The Chicago Police Department, once again, finds itself at the center of a controversial police-involved shooting: A plainclothes unit is seen on video gunning down 26-year-old Black motorist Dexter Reed Jr. in a hail of 96 bullets in 41 seconds.

A recommendation from the city’s Civilian Office of Police Accountability, or COPA, urged Chicago Police Supt. Larry Snelling to relieve the officers of their police powers during an investigation.

COPA’s initial probe suggests that Reed fired first, wounding an officer in the forearm with a single shot during the March 21 traffic stop. However, COPA questions why the cops, who have a history of alleged excess force, stopped Reed in the first place.

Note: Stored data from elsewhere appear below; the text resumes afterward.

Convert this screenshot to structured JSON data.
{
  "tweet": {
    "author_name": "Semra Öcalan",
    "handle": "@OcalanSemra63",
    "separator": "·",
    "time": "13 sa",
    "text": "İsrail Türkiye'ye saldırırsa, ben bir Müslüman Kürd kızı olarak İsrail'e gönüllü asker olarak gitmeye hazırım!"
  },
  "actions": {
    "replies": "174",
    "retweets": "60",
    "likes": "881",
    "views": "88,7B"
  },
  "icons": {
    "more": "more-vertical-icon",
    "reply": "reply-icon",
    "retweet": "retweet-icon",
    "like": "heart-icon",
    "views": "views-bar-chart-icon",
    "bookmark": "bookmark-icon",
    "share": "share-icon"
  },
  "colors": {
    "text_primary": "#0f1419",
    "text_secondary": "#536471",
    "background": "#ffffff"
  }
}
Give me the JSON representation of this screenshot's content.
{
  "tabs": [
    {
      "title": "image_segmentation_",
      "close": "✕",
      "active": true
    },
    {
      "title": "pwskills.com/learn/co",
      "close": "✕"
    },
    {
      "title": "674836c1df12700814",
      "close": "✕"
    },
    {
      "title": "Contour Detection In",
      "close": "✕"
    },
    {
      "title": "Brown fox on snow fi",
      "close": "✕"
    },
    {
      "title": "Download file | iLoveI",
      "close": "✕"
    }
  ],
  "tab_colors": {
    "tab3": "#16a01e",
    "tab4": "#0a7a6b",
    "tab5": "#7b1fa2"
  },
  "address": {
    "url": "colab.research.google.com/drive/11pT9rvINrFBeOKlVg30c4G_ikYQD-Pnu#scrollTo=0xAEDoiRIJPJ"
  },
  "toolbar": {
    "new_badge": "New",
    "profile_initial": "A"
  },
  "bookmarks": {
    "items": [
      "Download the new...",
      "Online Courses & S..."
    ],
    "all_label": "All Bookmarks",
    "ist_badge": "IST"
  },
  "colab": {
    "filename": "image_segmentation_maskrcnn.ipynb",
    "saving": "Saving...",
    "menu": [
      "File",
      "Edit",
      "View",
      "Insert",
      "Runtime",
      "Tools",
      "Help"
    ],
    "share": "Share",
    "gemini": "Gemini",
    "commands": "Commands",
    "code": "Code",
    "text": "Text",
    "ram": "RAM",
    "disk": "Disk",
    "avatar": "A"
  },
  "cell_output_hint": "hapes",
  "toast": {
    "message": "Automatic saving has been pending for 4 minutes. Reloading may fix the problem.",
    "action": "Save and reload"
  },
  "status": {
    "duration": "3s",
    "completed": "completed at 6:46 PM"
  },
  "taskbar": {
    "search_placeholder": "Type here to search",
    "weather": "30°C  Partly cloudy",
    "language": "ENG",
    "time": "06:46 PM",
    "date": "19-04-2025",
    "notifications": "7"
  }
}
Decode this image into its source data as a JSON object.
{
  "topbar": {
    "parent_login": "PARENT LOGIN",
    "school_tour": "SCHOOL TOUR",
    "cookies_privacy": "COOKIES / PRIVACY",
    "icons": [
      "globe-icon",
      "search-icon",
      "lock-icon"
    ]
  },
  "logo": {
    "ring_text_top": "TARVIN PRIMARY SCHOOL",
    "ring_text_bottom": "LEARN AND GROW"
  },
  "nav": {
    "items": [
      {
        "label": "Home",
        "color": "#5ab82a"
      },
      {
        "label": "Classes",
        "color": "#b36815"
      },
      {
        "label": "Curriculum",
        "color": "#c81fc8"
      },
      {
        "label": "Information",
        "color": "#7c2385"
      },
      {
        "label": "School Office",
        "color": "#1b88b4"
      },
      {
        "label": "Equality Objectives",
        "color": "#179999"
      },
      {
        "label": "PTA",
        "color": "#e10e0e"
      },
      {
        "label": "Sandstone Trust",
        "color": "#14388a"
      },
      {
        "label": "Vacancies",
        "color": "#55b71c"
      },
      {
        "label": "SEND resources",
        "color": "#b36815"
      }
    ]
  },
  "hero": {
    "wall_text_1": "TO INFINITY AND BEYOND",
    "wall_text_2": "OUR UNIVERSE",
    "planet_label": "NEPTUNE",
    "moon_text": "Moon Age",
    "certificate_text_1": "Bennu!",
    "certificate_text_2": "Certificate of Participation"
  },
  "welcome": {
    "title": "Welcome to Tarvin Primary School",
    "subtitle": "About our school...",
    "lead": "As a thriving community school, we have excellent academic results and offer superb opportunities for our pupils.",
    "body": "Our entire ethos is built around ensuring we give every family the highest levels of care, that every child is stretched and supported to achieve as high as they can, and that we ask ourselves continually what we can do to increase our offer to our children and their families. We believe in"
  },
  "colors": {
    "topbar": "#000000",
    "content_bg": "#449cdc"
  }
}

Snelling told reporters at a news conference on Friday (April 12) that he doesn’t plan to strip the officers of their police powers, for now, while they remain on administrative duties, CBS News reported. He urged Chicagoans to suspend judgment until the investigation is completed.

CPD is under a federal court-approved consent decree that requires officials to reform training, policies and practices. The department has been under federal oversight since 2019, after the police fatal shooting of Black teenager Laquan McDonald.

According to COPA, the officers pulled over Reed for allegedly not wearing a seatbelt. They surrounded his SUV and gave him verbal commands. When Reed failed to comply, the officers pointed their guns at him.

Video footage appears to show Reed firing first, the report states. The officers responded with a barrage of bullets and continued firing when Reed fell to the ground.

Investigators recovered a gun on the front passenger seat of Reed’s vehicle.

In a letter to Snelling, COPA’s chief administrator, Andrea Kersten, questioned the justification for the traffic stop, according to The New York Times. It turns out that Reed had dark tints on the windows, making it difficult to determine that he wasn’t buckled up.

She also questions why three of the four officers reloaded their weapons, and why one of them fired three shots at Reed when he collapsed to the ground.

The five officers have been investigated a combined 41 times since 2019, including a traffic stop of a different driver for an alleged seatbelt violation a few weeks before the Reed shooting.

A lawyer representing Reed’s family, Andrew M. Stroth, wants to see the officers criminally indicted and CPD disband the plainclothes unit because it has a track record of using excessive force in communities of color.

Chicago has promised to reform its police department after a scathing 2017 federal investigation found an extensive pattern of excessive force and racial bias.